Bailey fidgeted mutely in his sleep and grasped the lapel of her dress, snuggling his sleep-warmed cheek further into her breast. She traced a fingertip over the little boy's ear, noting that it had the same curve as Derek's, a reminder that her husband would live on in more than a figurative sense.
Derek Bailey Shepherd would carry his name, his eyes and smile…Derek would live on.
Knock.
"Mer?"
Zola's door cracked open slightly and Alex popped his head through.
"I'm coming," she assured, attempting to sit up straight.
"Don't be stupid. Stay," Alex prompted, taking a seat on Zola's bean-bag.
"There are people out there," she replied, blankly.
"So? Stuff 'em."
"You don't need to check on me," Meredith warned him, frustrated by the amount of people that had been eyeing her on the sly. She couldn't even tuck her children into bed without being tracked.
"I know," Alex shrugged, pausing for a moment as she oscillated soothing strokes over her son's back, "just…you need anything?"
"No," she replied, her tone a little less hostile, "you?"
"No," he shrugged her off, sitting back into the beanbag a little further, "do your thing, I'll just sit here."
"Okay."
They sat in mutual silence, punctuated only by Bailey's snores and Zola's shifting, reminiscent of the times when she would knit away frustrations with Alex silently musing by her side. She would never admit it out loud, but his presence gave her comfort - the nights were the worst.

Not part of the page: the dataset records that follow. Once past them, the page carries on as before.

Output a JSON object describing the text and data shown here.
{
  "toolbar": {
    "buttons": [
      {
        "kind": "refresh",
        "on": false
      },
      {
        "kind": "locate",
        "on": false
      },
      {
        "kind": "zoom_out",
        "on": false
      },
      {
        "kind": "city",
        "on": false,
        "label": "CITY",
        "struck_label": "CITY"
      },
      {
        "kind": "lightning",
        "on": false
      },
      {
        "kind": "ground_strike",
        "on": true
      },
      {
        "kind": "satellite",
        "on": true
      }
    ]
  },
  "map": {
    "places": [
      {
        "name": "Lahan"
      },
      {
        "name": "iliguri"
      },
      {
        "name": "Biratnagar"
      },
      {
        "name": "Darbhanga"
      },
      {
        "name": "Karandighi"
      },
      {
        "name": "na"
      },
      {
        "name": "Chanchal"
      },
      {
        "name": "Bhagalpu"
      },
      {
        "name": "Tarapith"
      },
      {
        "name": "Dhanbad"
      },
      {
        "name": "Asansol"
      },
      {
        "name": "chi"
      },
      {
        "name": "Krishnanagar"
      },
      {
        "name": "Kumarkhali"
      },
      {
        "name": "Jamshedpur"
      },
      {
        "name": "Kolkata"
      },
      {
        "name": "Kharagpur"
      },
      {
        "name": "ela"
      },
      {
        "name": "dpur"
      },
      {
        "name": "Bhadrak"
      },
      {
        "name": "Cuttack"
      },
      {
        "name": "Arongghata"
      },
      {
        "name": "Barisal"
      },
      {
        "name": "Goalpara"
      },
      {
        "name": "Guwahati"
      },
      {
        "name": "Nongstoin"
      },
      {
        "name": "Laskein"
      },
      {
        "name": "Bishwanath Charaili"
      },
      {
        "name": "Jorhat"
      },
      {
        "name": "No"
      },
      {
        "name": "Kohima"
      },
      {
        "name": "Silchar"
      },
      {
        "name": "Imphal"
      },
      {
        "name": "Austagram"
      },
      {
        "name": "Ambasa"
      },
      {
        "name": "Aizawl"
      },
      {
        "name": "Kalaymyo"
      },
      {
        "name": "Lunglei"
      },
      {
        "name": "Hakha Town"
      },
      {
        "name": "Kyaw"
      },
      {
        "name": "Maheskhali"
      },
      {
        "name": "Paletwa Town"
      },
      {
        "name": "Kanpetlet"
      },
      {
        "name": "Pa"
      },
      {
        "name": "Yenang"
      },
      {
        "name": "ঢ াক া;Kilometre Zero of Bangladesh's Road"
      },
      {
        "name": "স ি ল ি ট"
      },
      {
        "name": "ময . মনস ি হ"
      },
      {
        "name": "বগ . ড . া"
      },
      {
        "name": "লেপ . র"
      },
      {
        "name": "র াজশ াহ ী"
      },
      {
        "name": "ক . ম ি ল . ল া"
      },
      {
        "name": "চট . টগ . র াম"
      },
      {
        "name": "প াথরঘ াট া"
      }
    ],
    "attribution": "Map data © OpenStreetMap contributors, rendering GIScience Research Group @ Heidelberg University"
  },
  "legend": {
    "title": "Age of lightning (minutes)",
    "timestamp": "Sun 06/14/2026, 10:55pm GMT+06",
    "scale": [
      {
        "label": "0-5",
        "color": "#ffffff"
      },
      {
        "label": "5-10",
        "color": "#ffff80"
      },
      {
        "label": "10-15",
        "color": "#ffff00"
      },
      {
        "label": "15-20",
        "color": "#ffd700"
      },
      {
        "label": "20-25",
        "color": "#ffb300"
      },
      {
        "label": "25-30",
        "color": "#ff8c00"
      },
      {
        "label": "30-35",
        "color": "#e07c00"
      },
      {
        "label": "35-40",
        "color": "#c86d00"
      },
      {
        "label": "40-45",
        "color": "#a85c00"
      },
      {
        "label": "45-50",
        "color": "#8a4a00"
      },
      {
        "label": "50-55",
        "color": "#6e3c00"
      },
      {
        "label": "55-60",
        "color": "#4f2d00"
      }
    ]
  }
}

Fifteen minutes after Alex's arrival, the door cracked open again and Cristina followed suit, silently recognising the quiet reflection and escape that they were building around one another. She dropped onto the floor near Alex and rested her back against Zola's chest of drawers with a tired sigh.
It was all so jarring.
Just a few years ago she was embarking on her career, desperately trying to fight off her dreamy attending's flirty advances, mourning the fast degeneration of her mother's mind…and now, here she was.
Her husband was dead.
Two of her five intern group were dead.
Her mother was dead.
Her sister was dead.
Her brother-in-law, her dog, her first baby…
She was too young to have so many ghosts.
Maybe Cristina was right, she thought, glancing over to her best friend who had her eyes closed, head resting against Zola's PJ drawer - maybe Seattle was the place where things came to die.
For the first time in a long time, Seattle no longer felt like home.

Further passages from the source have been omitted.